15. February 11, 2012 3:17 pm

The remarks on this topic bring to mind a familiar urban legend of physics, whose rich history Snopes.com traces back to 1958 (or even earlier):

The Barometer Problem

A physics professor gives his students an examination question that asks how to measure a tall building using a barometer. The students answer with an unexpected variety of creative yet technically correct methods.

In this same “barometer” vein, let’s ask what other transformational enterprises qBook technology (and the technologies necessary to design and manufacture qBooks) would enable the qApple Corporation to pursue.

———-

Therefore we open the qBook, fire-up a web browser, and by visiting the qApple website immediately discover that:

(1) qApple offers the world’s broadest array of mathematically natural and computationally efficient simulation software packages;

(2) Building upon capability (1), qApple is the world’s foremost vendor of quantum-limited telescopes, microscopes, and spectroscopes;

(3) By a roadmap that combines (1–2), qApple curates (for the entire planet) a unitary observational database that encompasses every variety of galaxy, star cluster, solar system, planet, biome, organism, cell, organelle, biomolecule, and genome;

(4) By a roadmap that combines (1–3), qApple dominates the world’s energy-collecting, water-purifying, chemical-separating, ore-processing, disease-diagnosing and drug-designing technologies;

(5) By a roadmap that combines (1–5), the quantum systems engineers at qApple are diligently working to synthesis the above capabilities into a comprehensive capability for directed regenerative healing in medicine.

———-

Thus, by “barometric reasoning” we have arrived at a common-sense insight: capabilities (1-5) surely are sufficient preconditions — and arguably even are technologically necessary preconditions — for qApple to ship working qBooks.
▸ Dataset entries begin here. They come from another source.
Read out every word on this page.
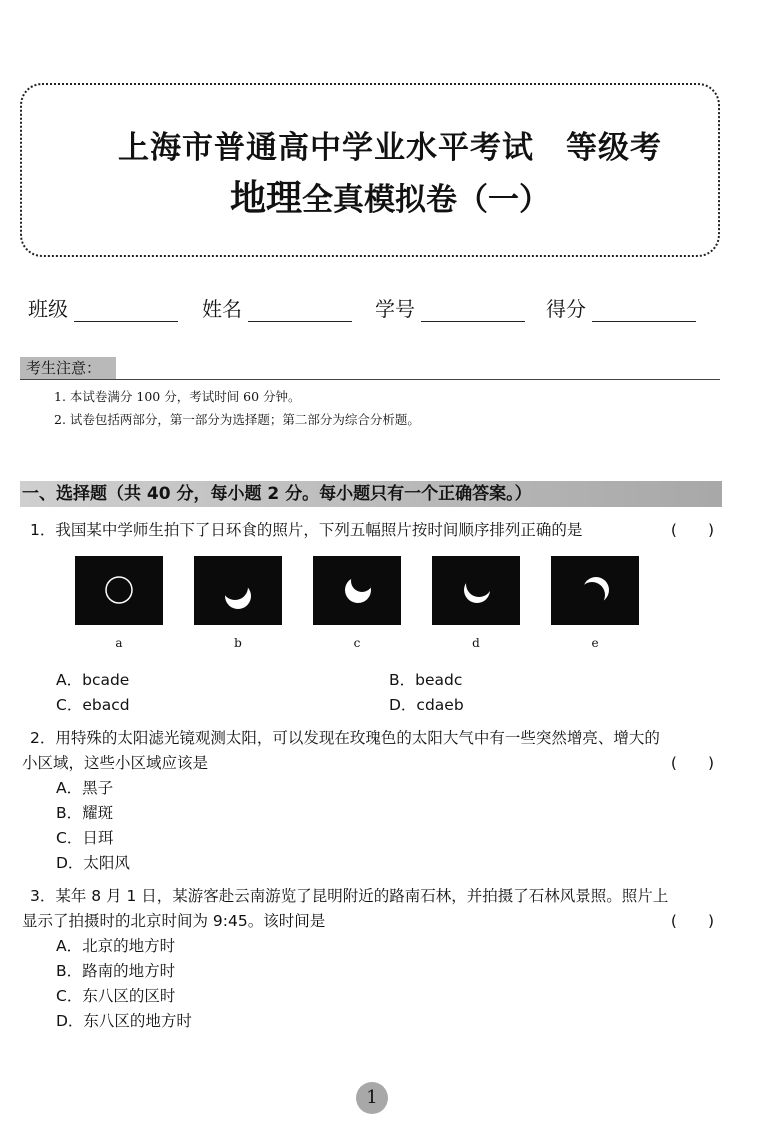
上海市普通高中学业水平考试　等级考
地理全真模拟卷（一）
班级	姓名	学号	得分
考生注意：
1. 本试卷满分 100 分，考试时间 60 分钟。
2. 试卷包括两部分，第一部分为选择题；第二部分为综合分析题。
一、选择题（共 40 分，每小题 2 分。每小题只有一个正确答案。）
1．我国某中学师生拍下了日环食的照片，下列五幅照片按时间顺序排列正确的是	(　　)
a	b	c	d	e
A．bcade	B．beadc
C．ebacd	D．cdaeb
2．用特殊的太阳滤光镜观测太阳，可以发现在玫瑰色的太阳大气中有一些突然增亮、增大的
小区域，这些小区域应该是	(　　)
A．黑子
B．耀斑
C．日珥
D．太阳风
3．某年 8 月 1 日，某游客赴云南游览了昆明附近的路南石林，并拍摄了石林风景照。照片上
显示了拍摄时的北京时间为 9:45。该时间是	(　　)
A．北京的地方时
B．路南的地方时
C．东八区的区时
D．东八区的地方时
1
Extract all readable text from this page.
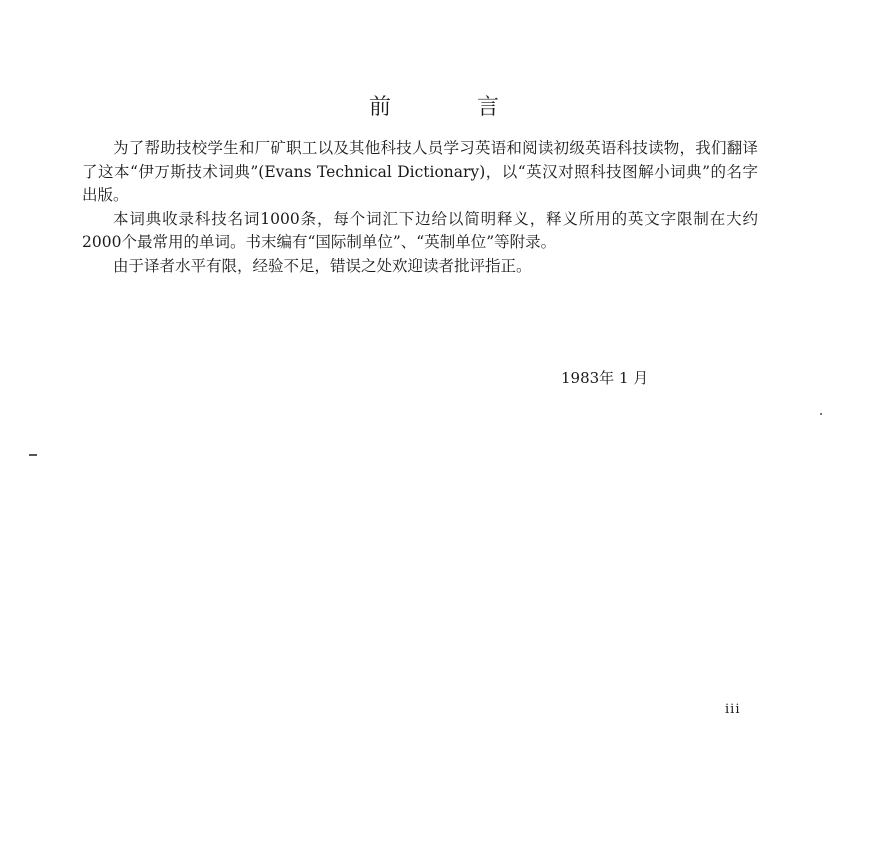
前	言

为了帮助技校学生和厂矿职工以及其他科技人员学习英语和阅读初级英语科技读物，我们翻译了这本“伊万斯技术词典”(Evans Technical Dictionary)，以“英汉对照科技图解小词典”的名字出版。

本词典收录科技名词1000条，每个词汇下边给以简明释义，释义所用的英文字限制在大约2000个最常用的单词。书末编有“国际制单位”、“英制单位”等附录。

由于译者水平有限，经验不足，错误之处欢迎读者批评指正。

1983年 1 月
iii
And the roadmap associated to these five preconditions will transform our planet so profoundly that if qBooks are practicable at all, they foreseeably will be simply given away, as the least valuable of the immense contributions of QM/QC/QIT to the 21st century.

February 11, 2012 6:11 pm

If these are the actual prospects of quantum computing, then I’m not so sure I’d like QC to be feasible. Too often, I find that the frontier between reality and virtuality is already much too narrow.

By the way, there seems to be some similarity between the questions “does P=NP?” and “is QC feasible?”. Both of them ask the question of the theoretical powers of computing. Therefore, I don’t believe that any of them will be answered soon.

16. February 11, 2012 6:36 pm

Just a follow up on the earlier thought. When the quantum computer fails and decoheres the qubits pick a one or zero state. So it spits out some random number, so the question is whether that random number is a possible output state of the routine being run by the classical computer. One could imagine that a routine running on a classical computer would be restricted to certain smaller subspace of the full n-bit space, e.g. there are numbers it couldn’t output under any running of the routine barring having a “perfect” random number generator spit out a number on failure.

February 12, 2012 10:04 pm

This is a practical problem today. Apple doesn’t sell quantum computers, but D-Wave claims to. I’d guess the cost is on the order of magnitude of \$1 million. Say you’re Mitt Romney, don’t really pay any taxes, and have a few extra bucks lying around. You could buy a D-Wave machine. You can’t factor with it, because it is not a general purpose computer. So what did you really buy?

That’s an open question. As quantum computers get better, it should get easier to answer. I’ll personally be convinced when RSA public keys are being factored regularly.